Namun ketika puasa datang laut itu tiba-tiba menjadi tenang.
Lapar berjalan pelan seperti bayangan di siang hari,
mengikuti langkahku tanpa pernah benar-benar pergi.
Di dalam sunyi itu aku mendengar hal-hal yang dulu tak terdengar—
detak kesabaran, napas yang lebih pelan, dan suara hati
yang biasanya tenggelam oleh kenyang.
Ketika adzan magrib turun dari langit
seperti hujan pertama di musim kering,
seteguk air, menjadi laut syukur, yang tak pernah cukup diukur.
---
Surat untuk Langit
Doa adalah surat yang ditulis tanpa tinta.
Ia lahir dari dada lalu terbang pelan
menuju langit yang tak terlihat ujungnya.

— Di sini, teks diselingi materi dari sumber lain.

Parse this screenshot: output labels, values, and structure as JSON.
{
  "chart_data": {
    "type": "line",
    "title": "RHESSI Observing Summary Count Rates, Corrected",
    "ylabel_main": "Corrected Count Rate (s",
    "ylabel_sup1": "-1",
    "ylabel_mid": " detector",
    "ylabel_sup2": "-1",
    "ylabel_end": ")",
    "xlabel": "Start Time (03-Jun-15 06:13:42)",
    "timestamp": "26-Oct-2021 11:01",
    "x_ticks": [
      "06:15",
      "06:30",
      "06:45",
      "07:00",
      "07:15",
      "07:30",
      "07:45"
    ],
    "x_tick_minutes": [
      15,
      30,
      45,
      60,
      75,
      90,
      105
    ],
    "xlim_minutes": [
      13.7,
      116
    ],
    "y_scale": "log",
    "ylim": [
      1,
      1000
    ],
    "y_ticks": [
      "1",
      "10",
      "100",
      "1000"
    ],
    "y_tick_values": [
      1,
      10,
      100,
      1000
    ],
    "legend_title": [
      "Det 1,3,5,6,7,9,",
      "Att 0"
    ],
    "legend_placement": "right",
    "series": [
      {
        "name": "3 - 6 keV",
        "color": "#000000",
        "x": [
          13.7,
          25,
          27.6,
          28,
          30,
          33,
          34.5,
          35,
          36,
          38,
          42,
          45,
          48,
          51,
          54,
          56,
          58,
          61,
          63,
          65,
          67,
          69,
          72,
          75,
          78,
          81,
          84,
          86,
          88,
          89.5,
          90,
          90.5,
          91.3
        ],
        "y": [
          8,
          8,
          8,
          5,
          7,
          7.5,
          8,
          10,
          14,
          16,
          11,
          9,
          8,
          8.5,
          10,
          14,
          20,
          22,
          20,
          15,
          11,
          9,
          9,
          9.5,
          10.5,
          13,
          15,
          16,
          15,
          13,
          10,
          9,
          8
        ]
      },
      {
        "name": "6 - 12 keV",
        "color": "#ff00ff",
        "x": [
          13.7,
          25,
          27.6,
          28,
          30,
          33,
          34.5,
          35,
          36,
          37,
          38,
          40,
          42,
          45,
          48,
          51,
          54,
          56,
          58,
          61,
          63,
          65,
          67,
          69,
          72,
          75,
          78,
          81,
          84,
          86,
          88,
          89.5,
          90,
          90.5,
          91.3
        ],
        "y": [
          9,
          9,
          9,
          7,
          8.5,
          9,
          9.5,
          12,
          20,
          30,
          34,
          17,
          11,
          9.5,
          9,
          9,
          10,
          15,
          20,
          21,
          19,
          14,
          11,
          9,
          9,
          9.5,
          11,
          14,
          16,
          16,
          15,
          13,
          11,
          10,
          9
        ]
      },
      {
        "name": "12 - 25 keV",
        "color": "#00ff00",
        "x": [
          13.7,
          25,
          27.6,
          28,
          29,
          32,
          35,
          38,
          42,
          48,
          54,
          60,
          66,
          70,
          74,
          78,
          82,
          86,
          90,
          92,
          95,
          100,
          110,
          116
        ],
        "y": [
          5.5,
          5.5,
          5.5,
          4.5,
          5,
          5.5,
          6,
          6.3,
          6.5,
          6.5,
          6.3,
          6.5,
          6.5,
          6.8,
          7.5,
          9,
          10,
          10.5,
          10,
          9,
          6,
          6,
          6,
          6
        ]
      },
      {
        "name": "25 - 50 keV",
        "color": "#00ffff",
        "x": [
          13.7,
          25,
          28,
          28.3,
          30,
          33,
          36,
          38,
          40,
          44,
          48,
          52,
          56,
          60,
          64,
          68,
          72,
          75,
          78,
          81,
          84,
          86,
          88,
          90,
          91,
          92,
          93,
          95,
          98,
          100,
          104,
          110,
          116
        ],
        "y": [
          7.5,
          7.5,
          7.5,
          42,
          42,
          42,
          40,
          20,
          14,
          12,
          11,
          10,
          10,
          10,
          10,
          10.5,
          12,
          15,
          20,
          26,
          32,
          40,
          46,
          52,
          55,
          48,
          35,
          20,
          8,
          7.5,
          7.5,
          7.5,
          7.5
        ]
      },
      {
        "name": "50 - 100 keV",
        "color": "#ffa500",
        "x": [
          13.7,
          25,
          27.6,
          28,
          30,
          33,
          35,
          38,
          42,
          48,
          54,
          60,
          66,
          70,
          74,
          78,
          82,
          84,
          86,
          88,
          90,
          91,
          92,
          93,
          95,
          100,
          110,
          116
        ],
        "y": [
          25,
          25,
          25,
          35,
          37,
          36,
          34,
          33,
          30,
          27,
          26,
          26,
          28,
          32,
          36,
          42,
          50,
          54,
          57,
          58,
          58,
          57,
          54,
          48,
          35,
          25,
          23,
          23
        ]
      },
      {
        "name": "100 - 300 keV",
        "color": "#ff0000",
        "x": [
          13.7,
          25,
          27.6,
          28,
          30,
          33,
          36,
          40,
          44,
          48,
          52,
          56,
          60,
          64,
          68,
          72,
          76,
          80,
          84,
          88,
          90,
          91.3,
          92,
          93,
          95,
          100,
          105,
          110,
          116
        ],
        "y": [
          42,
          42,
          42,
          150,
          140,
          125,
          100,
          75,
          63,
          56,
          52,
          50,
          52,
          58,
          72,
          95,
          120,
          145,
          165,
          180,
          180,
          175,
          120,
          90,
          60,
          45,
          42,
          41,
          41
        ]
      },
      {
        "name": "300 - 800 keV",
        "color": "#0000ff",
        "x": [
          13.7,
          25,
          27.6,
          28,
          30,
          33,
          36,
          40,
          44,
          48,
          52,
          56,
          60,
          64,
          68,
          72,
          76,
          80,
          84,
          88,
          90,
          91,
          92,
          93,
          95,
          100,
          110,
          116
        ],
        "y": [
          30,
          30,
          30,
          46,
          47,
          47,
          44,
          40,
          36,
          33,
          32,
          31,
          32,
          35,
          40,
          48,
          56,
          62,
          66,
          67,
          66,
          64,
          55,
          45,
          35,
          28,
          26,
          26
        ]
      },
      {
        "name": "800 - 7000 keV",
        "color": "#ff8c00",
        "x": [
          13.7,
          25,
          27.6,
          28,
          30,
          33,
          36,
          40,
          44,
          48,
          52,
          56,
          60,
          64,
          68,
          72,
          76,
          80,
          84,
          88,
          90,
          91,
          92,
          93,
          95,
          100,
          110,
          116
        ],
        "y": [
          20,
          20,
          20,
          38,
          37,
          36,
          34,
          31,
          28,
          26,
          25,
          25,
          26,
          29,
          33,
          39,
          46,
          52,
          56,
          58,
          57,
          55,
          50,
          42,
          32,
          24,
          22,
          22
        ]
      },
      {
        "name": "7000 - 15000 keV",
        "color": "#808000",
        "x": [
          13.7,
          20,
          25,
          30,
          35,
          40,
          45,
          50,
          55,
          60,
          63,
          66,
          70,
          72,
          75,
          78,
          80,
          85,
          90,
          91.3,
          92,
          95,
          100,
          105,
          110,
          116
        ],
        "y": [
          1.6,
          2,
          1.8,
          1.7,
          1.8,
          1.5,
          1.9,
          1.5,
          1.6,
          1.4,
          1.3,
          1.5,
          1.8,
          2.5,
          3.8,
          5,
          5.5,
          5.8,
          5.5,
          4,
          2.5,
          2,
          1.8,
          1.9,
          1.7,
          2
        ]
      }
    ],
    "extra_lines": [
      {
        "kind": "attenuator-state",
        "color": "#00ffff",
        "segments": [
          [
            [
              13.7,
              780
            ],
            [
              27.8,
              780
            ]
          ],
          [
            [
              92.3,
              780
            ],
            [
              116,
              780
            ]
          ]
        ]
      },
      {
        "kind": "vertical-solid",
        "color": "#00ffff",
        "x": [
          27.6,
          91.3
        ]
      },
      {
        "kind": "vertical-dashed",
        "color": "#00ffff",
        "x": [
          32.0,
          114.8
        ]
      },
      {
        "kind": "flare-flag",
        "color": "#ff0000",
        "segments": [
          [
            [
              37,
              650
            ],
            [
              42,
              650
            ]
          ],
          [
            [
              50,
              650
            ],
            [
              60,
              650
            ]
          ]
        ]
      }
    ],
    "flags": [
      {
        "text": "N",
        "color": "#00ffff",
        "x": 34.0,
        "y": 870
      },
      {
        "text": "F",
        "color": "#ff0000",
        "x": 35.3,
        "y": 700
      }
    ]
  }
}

Ada doa yang ditulis dengan kata-kata rapi.
Ada doa yang ditulis dengan tangan gemetar.
Ada juga doa yang hanya berupa titik-titik air mata.
Namun Tuhan membaca semuanya.
Karena bagi-Nya bahasa hati
selalu lebih jelas daripada huruf mana pun.
---
Roti Hangat
Dunia sering memanggil manusia untuk mengejar matahari
dengan tangan kosong.
Kita berlari mencari kebahagiaan
seperti pengembara mengejar fatamorgana.
Padahal kebahagiaan sering duduk diam
di meja makan sederhana.
Sepiring nasi hangat. Segelas air setelah haus.
Tawa kecil di ruang keluarga.
Syukur adalah jendela yang membuat hal-hal kecil
tiba-tiba bercahaya.
Dan ketika jendela itu terbuka, hidup yang biasa saja
menjadi roti hangat yang baru keluar dari oven waktu.
---
Sungai yang Pulang
Setelah sebulan menahan gelombang diri,
manusia menjadi sungai yang kembali ke lautnya.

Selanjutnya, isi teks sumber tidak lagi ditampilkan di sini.